A quarta norma (12-18) tematiza a libertação dos escravos – escravizados especialmente em função de dívidas contraídas e não pagas. Tal servidão só poderia durar seis anos. No sétimo ano (não do ciclo sabático, mas do período específico de serviço ao credor) o escravo deveria ser libertado e, ao sair da servidão, deveria receber produto suficiente (com liberalidade) para retomar o trabalho agrícola em sua própria terra. Aqui a motivação da norma é econômica: ao trabalhar por seis anos, qualquer dívida outrora contraída já teria sido paga e com sobras! Uma cláusula da norma é intrigante para nós ocidentais modernos: a pessoa poderia escolher não aceitar a libertação e permanecer como escrava da família do credor. Estranho. Mas, de novo, o valor é: a pessoa está acima da economia e das normas legais.
A quinta norma é a mais estranha para nós (19-23), pois trata do sacrifício de primogênitos de animais como expressão de temor e gratidão a Deus. Tais animais seriam consumidos, como os dízimos, em festas religiosas com a participação de toda a família do ofertante. Caso o animal tivesse alguma impureza que o impedisse de ser consagrado na festa religiosa, deveria ser comido na casa da família, em uma festa “sagrada não-litúrgica” (alguns chamariam esta cláusula de “secular”, mas como a motivação é teológica, não acho apropriado tal termo). A motivação, mais uma vez, é a equidade: todas as pessoas poderiam aproveitar a vida reproduzida...
A parceria divina visa a equidade. É claro que hoje em dia as normas deuteronômicas enquanto tais se tornaram pesadamente anacrônicas. O que importa, porém, é o valor subjacente às mesmas: equidade, reestruturação da vida social com vistas a proporcionar boas condições de vida a todos os membros do povo – sem relação com seu possível mérito ou demérito.
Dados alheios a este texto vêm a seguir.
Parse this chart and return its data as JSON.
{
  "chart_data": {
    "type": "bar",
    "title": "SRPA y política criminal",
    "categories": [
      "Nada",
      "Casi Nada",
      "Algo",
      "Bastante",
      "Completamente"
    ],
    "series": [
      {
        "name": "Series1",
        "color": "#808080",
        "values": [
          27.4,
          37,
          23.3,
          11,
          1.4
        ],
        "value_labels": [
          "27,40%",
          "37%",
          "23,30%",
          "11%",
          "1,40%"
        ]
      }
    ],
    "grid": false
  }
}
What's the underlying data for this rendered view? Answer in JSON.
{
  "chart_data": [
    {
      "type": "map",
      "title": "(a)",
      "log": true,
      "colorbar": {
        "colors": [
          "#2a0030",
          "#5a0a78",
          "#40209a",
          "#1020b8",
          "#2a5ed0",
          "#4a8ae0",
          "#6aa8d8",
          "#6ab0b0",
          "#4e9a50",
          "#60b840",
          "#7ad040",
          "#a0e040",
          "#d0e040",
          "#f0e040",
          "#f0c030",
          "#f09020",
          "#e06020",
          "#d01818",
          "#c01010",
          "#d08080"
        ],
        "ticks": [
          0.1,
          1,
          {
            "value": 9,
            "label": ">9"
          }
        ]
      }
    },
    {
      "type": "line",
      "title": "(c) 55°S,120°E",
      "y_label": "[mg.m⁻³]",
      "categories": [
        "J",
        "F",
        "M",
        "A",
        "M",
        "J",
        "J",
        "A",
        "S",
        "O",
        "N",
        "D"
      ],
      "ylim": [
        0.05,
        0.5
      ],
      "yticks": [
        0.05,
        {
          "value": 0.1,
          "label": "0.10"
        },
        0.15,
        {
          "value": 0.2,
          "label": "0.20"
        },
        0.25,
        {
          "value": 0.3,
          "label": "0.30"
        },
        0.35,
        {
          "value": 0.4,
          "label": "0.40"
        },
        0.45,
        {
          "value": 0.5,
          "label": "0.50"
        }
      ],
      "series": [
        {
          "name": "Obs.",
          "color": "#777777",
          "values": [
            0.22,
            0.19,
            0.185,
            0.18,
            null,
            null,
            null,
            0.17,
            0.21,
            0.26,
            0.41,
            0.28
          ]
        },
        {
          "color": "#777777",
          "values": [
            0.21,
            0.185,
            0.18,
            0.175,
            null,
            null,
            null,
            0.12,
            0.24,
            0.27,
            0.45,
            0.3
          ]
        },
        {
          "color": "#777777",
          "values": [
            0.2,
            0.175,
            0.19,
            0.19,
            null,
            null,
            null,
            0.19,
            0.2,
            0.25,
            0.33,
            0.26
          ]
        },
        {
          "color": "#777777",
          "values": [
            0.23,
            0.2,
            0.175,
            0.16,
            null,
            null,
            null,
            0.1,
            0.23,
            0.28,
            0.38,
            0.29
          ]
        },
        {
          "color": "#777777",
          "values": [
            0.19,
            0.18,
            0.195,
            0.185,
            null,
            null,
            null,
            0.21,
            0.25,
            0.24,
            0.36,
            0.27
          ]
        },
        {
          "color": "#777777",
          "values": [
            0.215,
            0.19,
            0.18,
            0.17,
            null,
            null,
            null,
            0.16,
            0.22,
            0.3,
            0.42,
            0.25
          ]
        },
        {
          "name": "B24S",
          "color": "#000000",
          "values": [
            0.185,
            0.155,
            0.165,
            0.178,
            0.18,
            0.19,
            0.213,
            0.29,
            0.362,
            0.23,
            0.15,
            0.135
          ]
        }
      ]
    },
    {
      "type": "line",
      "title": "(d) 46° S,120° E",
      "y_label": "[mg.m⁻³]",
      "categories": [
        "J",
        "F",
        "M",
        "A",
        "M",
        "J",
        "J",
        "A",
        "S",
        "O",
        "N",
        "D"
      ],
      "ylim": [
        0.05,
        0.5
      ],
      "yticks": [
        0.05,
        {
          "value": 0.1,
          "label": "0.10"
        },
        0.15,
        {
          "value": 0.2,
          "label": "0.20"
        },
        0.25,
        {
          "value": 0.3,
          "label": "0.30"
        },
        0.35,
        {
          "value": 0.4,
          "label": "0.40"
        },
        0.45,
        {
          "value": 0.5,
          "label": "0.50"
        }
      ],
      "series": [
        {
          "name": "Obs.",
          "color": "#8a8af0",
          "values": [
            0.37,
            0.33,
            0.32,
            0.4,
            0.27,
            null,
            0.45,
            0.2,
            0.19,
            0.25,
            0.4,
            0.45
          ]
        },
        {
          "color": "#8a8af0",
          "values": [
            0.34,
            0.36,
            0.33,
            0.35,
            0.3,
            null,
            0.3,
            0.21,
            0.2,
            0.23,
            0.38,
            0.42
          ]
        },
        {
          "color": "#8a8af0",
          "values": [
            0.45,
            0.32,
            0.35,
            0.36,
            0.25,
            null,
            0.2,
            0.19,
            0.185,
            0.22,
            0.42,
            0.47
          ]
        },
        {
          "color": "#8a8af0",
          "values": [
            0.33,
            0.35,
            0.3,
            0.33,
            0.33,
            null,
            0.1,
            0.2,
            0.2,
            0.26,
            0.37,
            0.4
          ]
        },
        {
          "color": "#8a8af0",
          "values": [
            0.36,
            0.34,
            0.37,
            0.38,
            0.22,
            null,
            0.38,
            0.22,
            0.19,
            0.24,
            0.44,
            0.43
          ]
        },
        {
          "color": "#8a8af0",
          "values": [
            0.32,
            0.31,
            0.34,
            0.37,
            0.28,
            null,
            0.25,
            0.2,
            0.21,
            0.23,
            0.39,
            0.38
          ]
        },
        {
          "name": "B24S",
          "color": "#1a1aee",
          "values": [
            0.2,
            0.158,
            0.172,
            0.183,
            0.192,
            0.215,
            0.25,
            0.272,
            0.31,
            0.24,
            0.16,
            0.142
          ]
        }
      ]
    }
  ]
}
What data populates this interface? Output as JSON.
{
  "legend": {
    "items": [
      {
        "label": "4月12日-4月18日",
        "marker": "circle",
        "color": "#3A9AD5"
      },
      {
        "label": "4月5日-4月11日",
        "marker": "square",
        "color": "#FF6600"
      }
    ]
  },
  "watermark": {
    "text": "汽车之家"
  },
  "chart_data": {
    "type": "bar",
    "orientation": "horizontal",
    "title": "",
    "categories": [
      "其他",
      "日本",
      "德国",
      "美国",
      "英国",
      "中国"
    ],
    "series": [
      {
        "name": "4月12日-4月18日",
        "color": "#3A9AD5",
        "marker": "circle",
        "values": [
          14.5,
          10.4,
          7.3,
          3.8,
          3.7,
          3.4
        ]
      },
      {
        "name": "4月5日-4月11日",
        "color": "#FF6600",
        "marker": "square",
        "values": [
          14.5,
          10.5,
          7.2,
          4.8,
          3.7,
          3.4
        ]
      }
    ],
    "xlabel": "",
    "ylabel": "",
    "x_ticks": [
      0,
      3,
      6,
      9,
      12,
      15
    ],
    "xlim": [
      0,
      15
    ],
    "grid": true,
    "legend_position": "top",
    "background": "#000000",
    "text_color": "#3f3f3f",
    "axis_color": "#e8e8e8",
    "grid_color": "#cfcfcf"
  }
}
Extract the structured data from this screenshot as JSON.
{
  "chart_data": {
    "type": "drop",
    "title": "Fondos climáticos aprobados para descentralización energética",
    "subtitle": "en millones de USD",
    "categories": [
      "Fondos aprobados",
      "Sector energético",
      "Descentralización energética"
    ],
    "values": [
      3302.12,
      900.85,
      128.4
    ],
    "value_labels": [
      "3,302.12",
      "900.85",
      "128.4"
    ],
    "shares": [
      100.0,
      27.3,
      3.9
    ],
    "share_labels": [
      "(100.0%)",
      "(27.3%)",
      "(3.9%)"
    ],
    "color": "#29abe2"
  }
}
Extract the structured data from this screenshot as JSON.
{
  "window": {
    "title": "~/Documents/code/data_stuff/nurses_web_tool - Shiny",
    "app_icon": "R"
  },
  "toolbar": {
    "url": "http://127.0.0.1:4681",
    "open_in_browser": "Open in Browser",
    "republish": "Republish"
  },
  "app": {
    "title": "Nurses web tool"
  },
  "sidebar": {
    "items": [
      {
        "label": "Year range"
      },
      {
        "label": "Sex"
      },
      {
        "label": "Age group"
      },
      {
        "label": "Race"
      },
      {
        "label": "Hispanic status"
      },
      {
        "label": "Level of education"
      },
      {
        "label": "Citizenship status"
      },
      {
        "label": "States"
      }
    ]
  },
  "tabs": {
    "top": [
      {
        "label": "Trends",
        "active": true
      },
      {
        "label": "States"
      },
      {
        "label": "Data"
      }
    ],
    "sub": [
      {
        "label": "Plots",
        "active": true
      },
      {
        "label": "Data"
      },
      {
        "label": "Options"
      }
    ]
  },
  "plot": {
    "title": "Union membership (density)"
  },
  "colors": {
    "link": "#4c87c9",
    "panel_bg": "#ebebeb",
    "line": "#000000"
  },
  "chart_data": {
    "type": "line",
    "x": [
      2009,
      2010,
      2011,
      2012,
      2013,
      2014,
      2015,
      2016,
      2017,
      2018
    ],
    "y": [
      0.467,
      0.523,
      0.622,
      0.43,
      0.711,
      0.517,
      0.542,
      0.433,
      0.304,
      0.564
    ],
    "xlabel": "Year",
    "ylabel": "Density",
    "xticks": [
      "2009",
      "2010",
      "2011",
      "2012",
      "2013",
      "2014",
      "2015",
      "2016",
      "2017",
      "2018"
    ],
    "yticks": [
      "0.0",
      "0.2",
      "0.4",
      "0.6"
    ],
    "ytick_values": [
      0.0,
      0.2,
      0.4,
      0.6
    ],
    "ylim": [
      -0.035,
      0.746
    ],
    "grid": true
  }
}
Trata-se de uma visão político-econômica que, por um lado, está na base da visão moderna da dignidade humana e dos direitos das pessoas; mas, por outro, contesta a visão liberal capitalista dessa dignidade e direitos – centrada em mérito e conquista – e lhe opõe uma descrição dos direitos humanos baseada na simples graça, na dádiva ou, se preferirmos, na necessidade e na igual dignidade de todas as pessoas, independentemente do lugar social que ocupam.